Usage within Open WebUI

Once imported into Open WebUI, you can use the tool within your workflows. The tool provides the following functionalities:

  • Web Scraping a Single URL: Input a URL and the tool will scrape the content of the web page.
  • Extract Information (Title, Links, Images): Input a URL and the tool will scrape the page and extract the title, links, and images.
  • Get YouTube Transcript: Input a YouTube video URL and the tool will retrieve the transcript.
  • Process Multiple URLs: Input a comma-separated or newline-separated list of URLs for batch processing.
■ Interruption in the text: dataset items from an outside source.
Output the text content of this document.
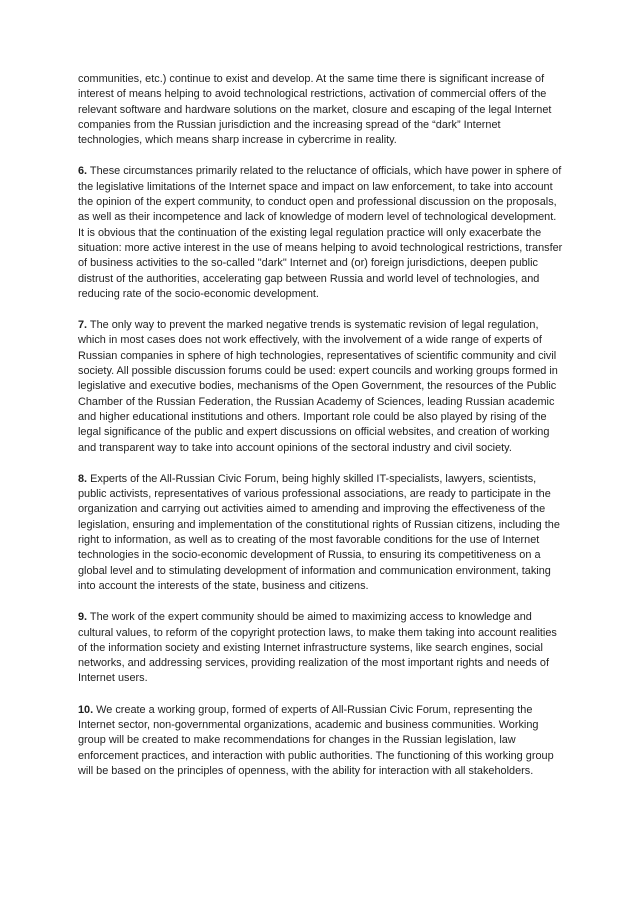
communities, etc.) continue to exist and develop. At the same time there is significant increase of interest of means helping to avoid technological restrictions, activation of commercial offers of the relevant software and hardware solutions on the market, closure and escaping of the legal Internet companies from the Russian jurisdiction and the increasing spread of the “dark” Internet technologies, which means sharp increase in cybercrime in reality.

6. These circumstances primarily related to the reluctance of officials, which have power in sphere of the legislative limitations of the Internet space and impact on law enforcement, to take into account the opinion of the expert community, to conduct open and professional discussion on the proposals, as well as their incompetence and lack of knowledge of modern level of technological development. It is obvious that the continuation of the existing legal regulation practice will only exacerbate the situation: more active interest in the use of means helping to avoid technological restrictions, transfer of business activities to the so-called "dark" Internet and (or) foreign jurisdictions, deepen public distrust of the authorities, accelerating gap between Russia and world level of technologies, and reducing rate of the socio-economic development.

7. The only way to prevent the marked negative trends is systematic revision of legal regulation, which in most cases does not work effectively, with the involvement of a wide range of experts of Russian companies in sphere of high technologies, representatives of scientific community and civil society. All possible discussion forums could be used: expert councils and working groups formed in legislative and executive bodies, mechanisms of the Open Government, the resources of the Public Chamber of the Russian Federation, the Russian Academy of Sciences, leading Russian academic and higher educational institutions and others. Important role could be also played by rising of the legal significance of the public and expert discussions on official websites, and creation of working and transparent way to take into account opinions of the sectoral industry and civil society.

8. Experts of the All-Russian Civic Forum, being highly skilled IT-specialists, lawyers, scientists, public activists, representatives of various professional associations, are ready to participate in the organization and carrying out activities aimed to amending and improving the effectiveness of the legislation, ensuring and implementation of the constitutional rights of Russian citizens, including the right to information, as well as to creating of the most favorable conditions for the use of Internet technologies in the socio-economic development of Russia, to ensuring its competitiveness on a global level and to stimulating development of information and communication environment, taking into account the interests of the state, business and citizens.

9. The work of the expert community should be aimed to maximizing access to knowledge and cultural values, to reform of the copyright protection laws, to make them taking into account realities of the information society and existing Internet infrastructure systems, like search engines, social networks, and addressing services, providing realization of the most important rights and needs of Internet users.

10. We create a working group, formed of experts of All-Russian Civic Forum, representing the Internet sector, non-governmental organizations, academic and business communities. Working group will be created to make recommendations for changes in the Russian legislation, law enforcement practices, and interaction with public authorities. The functioning of this working group will be based on the principles of openness, with the ability for interaction with all stakeholders.
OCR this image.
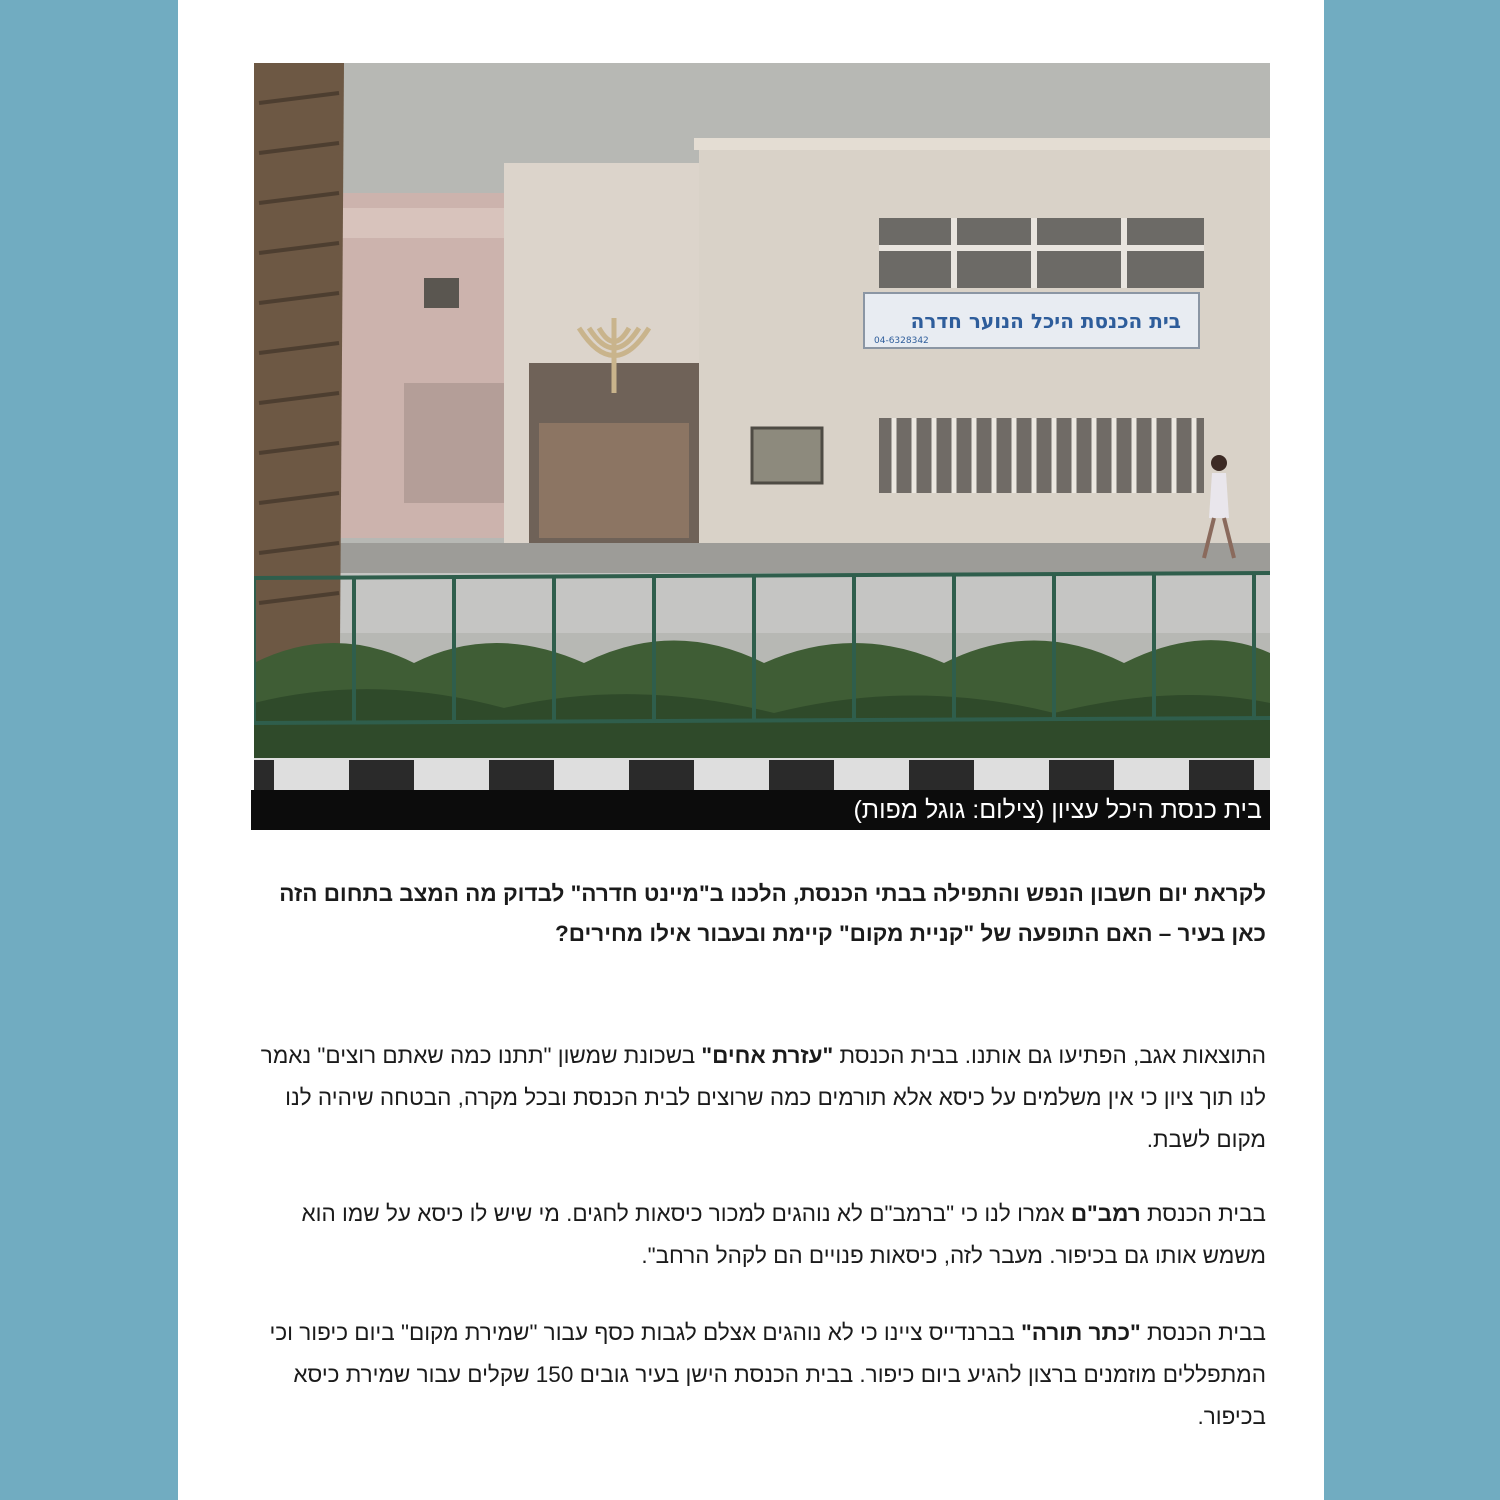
בית הכנסת היכל הנוער חדרה
04-6328342
בית כנסת היכל עציון (צילום: גוגל מפות)
לקראת יום חשבון הנפש והתפילה בבתי הכנסת, הלכנו ב"מיינט חדרה" לבדוק מה המצב בתחום הזה כאן בעיר – האם התופעה של "קניית מקום" קיימת ובעבור אילו מחירים?
התוצאות אגב, הפתיעו גם אותנו. בבית הכנסת "עזרת אחים" בשכונת שמשון "תתנו כמה שאתם רוצים" נאמר לנו תוך ציון כי אין משלמים על כיסא אלא תורמים כמה שרוצים לבית הכנסת ובכל מקרה, הבטחה שיהיה לנו מקום לשבת.
בבית הכנסת רמב"ם אמרו לנו כי "ברמב"ם לא נוהגים למכור כיסאות לחגים. מי שיש לו כיסא על שמו הוא משמש אותו גם בכיפור. מעבר לזה, כיסאות פנויים הם לקהל הרחב".
בבית הכנסת "כתר תורה" בברנדייס ציינו כי לא נוהגים אצלם לגבות כסף עבור "שמירת מקום" ביום כיפור וכי המתפללים מוזמנים ברצון להגיע ביום כיפור. בבית הכנסת הישן בעיר גובים 150 שקלים עבור שמירת כיסא בכיפור.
Configuration within Open WebUI:

You can configure the tool's behavior directly within the Open WebUI interface. Look for settings related to the imported tool to adjust parameters defined in the Valves and UserValves classes, such as:

  • Jina Instance URL

  • API Keys

  • Caching behavior

  • Rate Limits

  • Content Cleaning options

  • Logging and Status Updates

API Keys

You can enhance the scraping rate limits by using Jina API keys. Configure API keys within the tool settings in Open WebUI. You can typically set:

Global Jina API Key: A general API key for the tool.

User-Specific Jina API Key: Allows individual users to provide their own API keys, potentially overriding the global key.

License

This tool is licensed under the MIT License. See the LICENSE file for more details.